Just imagine the absurdity of two openly gay, recently married, middle-aged, middle class men escaping the liberal sanctuary of anonymous London to relocate to a Muslim country. The country in question is not Iran (we had no desire to be lynched from the nearest olive tree by the Revolutionary Guard) but neighbouring Turkey, a secular nation practising a moderate and state-supervised form of Islam. Even so, Turkey provides a challenge to the free-spirited wishing to live unconventionally. Openly gay Turks in visible same-sex relationships are as rare as ginger imams.
There are more parallels between Britain and Turkey than many realise. Both are historic nations once united under Ancient Rome, fiercely independent and suspicious of a new pan-European empire formed by a Treaty in modern Rome. Both are anchored to the edge of Europe but chained to it economically. Both have a political and cultural heritage so immense that they transformed the world. Both have emerged from the long shadow of an empire destroyed by world wars and both are trying to forge a modern role in a rapidly changing world.

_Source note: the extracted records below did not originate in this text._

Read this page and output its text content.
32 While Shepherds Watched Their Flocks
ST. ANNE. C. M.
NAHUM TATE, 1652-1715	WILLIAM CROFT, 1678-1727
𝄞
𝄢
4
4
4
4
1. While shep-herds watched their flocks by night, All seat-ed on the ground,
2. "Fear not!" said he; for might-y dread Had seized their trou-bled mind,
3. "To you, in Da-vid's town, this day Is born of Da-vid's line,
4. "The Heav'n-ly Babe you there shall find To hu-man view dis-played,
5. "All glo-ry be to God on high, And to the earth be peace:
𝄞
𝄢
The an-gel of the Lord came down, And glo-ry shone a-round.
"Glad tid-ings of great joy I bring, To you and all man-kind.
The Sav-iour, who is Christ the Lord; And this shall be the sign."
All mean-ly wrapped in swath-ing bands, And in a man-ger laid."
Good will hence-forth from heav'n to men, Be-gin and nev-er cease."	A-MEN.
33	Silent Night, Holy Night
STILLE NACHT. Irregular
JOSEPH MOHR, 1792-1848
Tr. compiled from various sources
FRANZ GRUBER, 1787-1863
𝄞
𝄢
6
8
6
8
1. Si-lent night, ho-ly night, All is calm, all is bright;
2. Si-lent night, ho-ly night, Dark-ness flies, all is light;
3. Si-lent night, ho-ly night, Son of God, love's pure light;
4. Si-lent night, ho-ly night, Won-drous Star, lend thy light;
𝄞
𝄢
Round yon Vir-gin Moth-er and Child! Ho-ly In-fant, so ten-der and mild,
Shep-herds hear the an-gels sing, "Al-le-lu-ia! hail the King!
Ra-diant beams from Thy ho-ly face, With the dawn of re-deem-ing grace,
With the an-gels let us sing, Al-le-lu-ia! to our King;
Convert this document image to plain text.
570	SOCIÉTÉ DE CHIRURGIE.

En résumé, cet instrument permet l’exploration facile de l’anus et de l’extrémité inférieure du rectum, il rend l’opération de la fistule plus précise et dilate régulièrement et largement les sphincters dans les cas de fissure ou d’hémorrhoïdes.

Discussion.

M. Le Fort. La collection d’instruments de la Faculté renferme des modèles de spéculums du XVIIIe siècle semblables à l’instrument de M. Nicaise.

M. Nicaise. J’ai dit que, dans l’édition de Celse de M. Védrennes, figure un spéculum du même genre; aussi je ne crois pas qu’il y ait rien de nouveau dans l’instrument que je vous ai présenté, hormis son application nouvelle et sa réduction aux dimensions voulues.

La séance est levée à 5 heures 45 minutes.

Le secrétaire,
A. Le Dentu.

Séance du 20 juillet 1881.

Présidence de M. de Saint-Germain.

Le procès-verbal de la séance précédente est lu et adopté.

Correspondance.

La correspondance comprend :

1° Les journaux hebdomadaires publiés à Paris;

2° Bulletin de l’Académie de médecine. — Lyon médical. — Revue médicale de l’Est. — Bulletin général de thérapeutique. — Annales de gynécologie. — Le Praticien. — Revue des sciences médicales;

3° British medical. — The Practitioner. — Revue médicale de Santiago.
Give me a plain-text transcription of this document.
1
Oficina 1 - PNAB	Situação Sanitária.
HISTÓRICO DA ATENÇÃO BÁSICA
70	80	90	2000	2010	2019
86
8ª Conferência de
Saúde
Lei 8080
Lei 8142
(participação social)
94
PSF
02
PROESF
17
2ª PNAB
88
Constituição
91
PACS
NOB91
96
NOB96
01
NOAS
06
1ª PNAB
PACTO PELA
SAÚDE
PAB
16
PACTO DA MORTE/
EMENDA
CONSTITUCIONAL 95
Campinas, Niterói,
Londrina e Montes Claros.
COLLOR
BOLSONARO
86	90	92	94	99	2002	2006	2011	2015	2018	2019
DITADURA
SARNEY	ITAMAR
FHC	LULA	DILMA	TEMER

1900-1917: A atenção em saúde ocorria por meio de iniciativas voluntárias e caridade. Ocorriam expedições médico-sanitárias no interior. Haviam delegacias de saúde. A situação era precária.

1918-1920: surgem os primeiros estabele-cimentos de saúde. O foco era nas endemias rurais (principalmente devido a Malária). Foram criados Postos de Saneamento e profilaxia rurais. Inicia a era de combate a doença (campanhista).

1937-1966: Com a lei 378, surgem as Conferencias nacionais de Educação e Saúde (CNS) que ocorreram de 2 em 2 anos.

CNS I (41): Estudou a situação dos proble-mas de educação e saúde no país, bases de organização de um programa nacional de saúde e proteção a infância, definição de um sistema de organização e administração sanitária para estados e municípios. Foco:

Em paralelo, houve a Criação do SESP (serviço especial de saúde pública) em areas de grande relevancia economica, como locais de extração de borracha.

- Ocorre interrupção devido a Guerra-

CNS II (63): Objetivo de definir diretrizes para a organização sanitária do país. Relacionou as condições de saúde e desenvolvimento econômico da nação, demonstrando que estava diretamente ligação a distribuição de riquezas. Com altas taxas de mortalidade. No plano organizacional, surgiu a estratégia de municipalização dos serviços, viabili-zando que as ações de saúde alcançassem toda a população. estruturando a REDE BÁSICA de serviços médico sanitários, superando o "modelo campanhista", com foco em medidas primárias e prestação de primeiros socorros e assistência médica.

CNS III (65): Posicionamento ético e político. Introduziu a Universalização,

Türkiye means ‘land of the strong’, an old Turkic/Arabic compound. Anatolia translates as ‘sunrise’ from ancient Greek. Both poetic epitaphs are fitting depictions of a vast land blessed with striking physical beauty, wrought by the brutal force of Mother Nature, and fought over, won and lost by invaders across all of recorded time. Turkey is a nation familiar to many Brits: the beer-swigging tattooed tourist seeking cheap fun in the sun with chips on the side, and those of a more scholarly hue who wonder at the unparalleled scale and depth of Anatolian culture and history. Traditional Turkey is the true crossroad of civilisations, the evidence of which lies casually underfoot, and a land where kinship and community reign supreme. New Turkey is a reinvigorated, rising, regional power, the ephemeral playground of pallid-skinned, sun-starved Northern Europeans gorging themselves on expensive imported bacon, cheap local plonk and one-upmanship. Islamic majesty sits uncomfortably alongside bargain bucket tourism. It was precisely this compelling contradiction of the captivating and the comical that lured two culture-curious gay boys out from under the cosy duvet of laissez-faire London life.
This book began life as a monthly email commentary of our experiences in our foster land and the extraordinary people – the sad, the mad, the bad and the glad – we encountered along the way. I called my dispatches ‘witterings’ and shared them with my wish-you-were-heres. As the witterings grew, high and low drama unfolded around us. So began a rollercoaster ride that amused, moved, surprised and ultimately changed us forever.